Мне – нет.

– Мы надеемся, – произносит она, как будто это благословение, – что ты осознаёшь важность этого решения.

Она всегда говорит «мы». Я слышал эту легенду от Калфы: будто в ней живёт сразу два человека – венецианская принцесса и рабыня-албанка. Не гордость это, нет. Так даже Аллах говорит: «Мы создали», «Мы повелели». Это конечно про власть, но через смирение. Как будто весь дворец помещается в её груди, а империя – у неё под ногами.

Отец-повелитель… он словно мальчик. Он не султан – он провинившийся сын. Он кивает, глядит вниз, как будто взгляд матери жжёт ему лицо.

– Ты должен помнить, кто стоит за твоей властью, – продолжает она. – Без нас ты был бы лишь одним из многих шехзаде. Слабы, как младенцы. Незаметны, как моль.

Я сжимаюсь. Сердце стучит не в груди – в горле. Я чувствую, как рядом Мустафа легонько шевелится. Мы оба слышим имя. Махмуд.

– Мы знаем, что Махмуд вызывает вопросы, – говорит она. – Но мы также знаем: слишком много шехзаде – слишком много крови в одном сосуде. Он лопается. Вы хотите стать отцом собственной гибели?

Отец молчит. Потом – еле слышно:

– Он ещё ребёнок…

– Мы не позволим тебе быть слабым, – режет воздух её голос. – Ты – султан. А мы – причина этого. Если ты не примешь решение, мы примем его за тебя. И ты знаешь: мы всегда правы.

На мгновение наступает тишина, такая густая, будто комната заперта в стеклянный сосуд. Я слышу, как в груди у Мустафы шевелится страх. Слышу, как в моей груди – тоже.

Отец склоняет голову. Он словно падает внутрь себя. Султан Османской империи выглядит как мальчик, забывший урок.

– Мы хотим, чтобы ты помнил, – говорит валиде уже мягче, почти ласково, как дует ветер с ядом. – Твой долг – защищать династию. Даже если придётся пролить ту кровь, что ближе всего к тебе.

Отец поднимается. Его шаги, будто по камням под водой. Тяжёлые, вязкие. Он выходит, не оборачиваясь.

В комнате снова только она. Валиде. Сидит молча, глядит в стену, как будто за ней тайна, которую не расскажешь никому. Потом вздыхает. Легко, почти по-женски. И приказывает позвать служанку. Чай.

Она встаёт.

Направляется к нашему укрытию.

Шаги.

Медленные.

Растянутые.

Как будто не ноги, а молитвы касаются ковра.

Валиде приподнимает занавесь.

Смотрит прямо на меня. Не удивляется.

Она всегда знает, где я.

– Ты подслушивал, мой шехзаде?

Я качаю головой. Лгу.

Она улыбается.

Её улыбка, как шелковая петля. Мягкая. Но если дёрнуть – душит.

– Мы тебе верим, Ахмед… Потому что ты – умён. А умным не обязательно говорить вслух, что они знают.

Она уходит.

Мы с Мустафой остаёмся в нашем укрытии, пока не уверены, что можно дышать.

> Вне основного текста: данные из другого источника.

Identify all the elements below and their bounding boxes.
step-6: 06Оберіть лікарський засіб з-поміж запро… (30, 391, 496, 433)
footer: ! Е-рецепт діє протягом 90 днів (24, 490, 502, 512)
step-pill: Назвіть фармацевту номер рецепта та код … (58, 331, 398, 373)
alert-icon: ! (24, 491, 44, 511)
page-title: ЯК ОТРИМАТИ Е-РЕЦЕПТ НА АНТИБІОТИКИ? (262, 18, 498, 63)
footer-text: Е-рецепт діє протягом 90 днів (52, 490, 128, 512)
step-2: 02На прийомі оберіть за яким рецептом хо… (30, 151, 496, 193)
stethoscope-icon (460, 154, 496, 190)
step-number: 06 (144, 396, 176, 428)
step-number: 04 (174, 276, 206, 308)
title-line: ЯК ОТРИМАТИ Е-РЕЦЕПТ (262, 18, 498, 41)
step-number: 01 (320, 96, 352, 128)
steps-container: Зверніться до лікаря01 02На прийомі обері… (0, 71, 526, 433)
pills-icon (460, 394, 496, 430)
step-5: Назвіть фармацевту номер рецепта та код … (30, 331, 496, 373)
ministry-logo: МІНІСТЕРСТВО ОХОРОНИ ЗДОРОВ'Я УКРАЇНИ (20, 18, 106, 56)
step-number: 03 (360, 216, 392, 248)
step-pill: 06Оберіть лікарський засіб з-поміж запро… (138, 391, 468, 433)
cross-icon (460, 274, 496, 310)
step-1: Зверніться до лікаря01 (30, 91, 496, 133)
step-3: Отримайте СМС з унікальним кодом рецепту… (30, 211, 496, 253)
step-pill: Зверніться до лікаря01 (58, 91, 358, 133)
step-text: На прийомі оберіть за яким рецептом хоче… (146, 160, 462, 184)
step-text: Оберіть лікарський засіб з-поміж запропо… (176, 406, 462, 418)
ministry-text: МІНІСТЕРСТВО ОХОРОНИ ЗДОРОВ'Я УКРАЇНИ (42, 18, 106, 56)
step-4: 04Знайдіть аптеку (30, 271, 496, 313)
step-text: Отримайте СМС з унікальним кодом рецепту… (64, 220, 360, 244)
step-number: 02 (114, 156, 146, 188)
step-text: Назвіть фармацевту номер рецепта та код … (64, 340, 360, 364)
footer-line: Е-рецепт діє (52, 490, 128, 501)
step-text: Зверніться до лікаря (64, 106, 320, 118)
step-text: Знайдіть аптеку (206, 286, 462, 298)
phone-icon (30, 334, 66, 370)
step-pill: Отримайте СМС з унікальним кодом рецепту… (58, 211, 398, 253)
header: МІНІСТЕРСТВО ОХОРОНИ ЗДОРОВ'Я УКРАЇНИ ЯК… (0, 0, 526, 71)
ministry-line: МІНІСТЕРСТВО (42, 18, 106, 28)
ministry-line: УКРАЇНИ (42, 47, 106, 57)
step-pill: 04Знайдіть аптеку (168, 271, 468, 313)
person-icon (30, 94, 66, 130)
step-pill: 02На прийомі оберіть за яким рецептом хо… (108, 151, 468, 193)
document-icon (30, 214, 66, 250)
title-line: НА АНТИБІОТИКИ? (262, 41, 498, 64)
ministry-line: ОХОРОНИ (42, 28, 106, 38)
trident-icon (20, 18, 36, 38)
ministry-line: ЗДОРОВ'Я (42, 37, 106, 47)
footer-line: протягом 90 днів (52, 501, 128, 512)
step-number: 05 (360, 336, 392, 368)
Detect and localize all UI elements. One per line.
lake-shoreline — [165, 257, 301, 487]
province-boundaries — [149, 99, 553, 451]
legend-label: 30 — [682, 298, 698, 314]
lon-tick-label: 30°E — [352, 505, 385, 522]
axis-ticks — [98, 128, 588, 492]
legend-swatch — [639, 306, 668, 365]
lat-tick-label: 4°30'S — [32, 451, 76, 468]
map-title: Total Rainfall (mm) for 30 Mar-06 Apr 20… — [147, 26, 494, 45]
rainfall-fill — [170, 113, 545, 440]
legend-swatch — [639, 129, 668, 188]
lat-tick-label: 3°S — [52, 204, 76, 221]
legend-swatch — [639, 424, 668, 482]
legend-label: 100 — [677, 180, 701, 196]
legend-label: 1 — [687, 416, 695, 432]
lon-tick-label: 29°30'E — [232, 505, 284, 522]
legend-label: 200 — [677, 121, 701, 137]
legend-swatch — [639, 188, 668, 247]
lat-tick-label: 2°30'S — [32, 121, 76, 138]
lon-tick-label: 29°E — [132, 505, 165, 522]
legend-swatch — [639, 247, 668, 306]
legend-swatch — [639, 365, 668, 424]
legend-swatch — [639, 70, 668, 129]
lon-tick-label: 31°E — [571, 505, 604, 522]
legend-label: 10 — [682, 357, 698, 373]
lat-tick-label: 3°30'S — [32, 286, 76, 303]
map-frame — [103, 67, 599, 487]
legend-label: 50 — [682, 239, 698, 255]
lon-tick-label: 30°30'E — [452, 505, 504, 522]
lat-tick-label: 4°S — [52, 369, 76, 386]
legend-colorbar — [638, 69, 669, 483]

Когда я вылезаю, ноги дрожат. Я смотрю на Мустафу. Он белый, как мраморный пол у шадирвана. Мы не играем больше. Мы – свидетели.

– Ты слышал? – шепчу.

Он кивает.

Я не говорю, что понял. Но я знаю. Не отец – нет. Это она. Она – глаз, что видит. Уста, что говорят. И перст, что указывает на смерть.


4. Тень внутри


Я иду один.

Мустафу увели – одна калфа подняла его с ковра, как узелок белья, и унесла, не глядя на меня. Мне не сказали, куда идти. Никто не искал меня. Но я сам не знал, куда исчезла моя тень.

Я брожу по коридору с узорами, как по чужой коже. Евнухи скользят мимо, не замечая. Или делают вид. Мальчик без глаз, без языка, с чёрной отметиной между рёбер – свидетелю нельзя быть живым.

Я встаю у решётки, за которой двор. Там журчит фонтан. Белые голуби, жирные от еды, ходят между плит. Один клюёт крошку и глядит на меня, как будто знает. Я хочу заплакать. Не от страха. От того, что уже не могу быть просто шехзаде Ахмедом.

Мне всего восемь. Но я знаю, как звучит приговор. Он – не крик, не гнев, не визг. Он звучит тихо. Как чай, налитый в чашку. Как слово «мы», произнесённое женщиной, сидящей на троне без короны.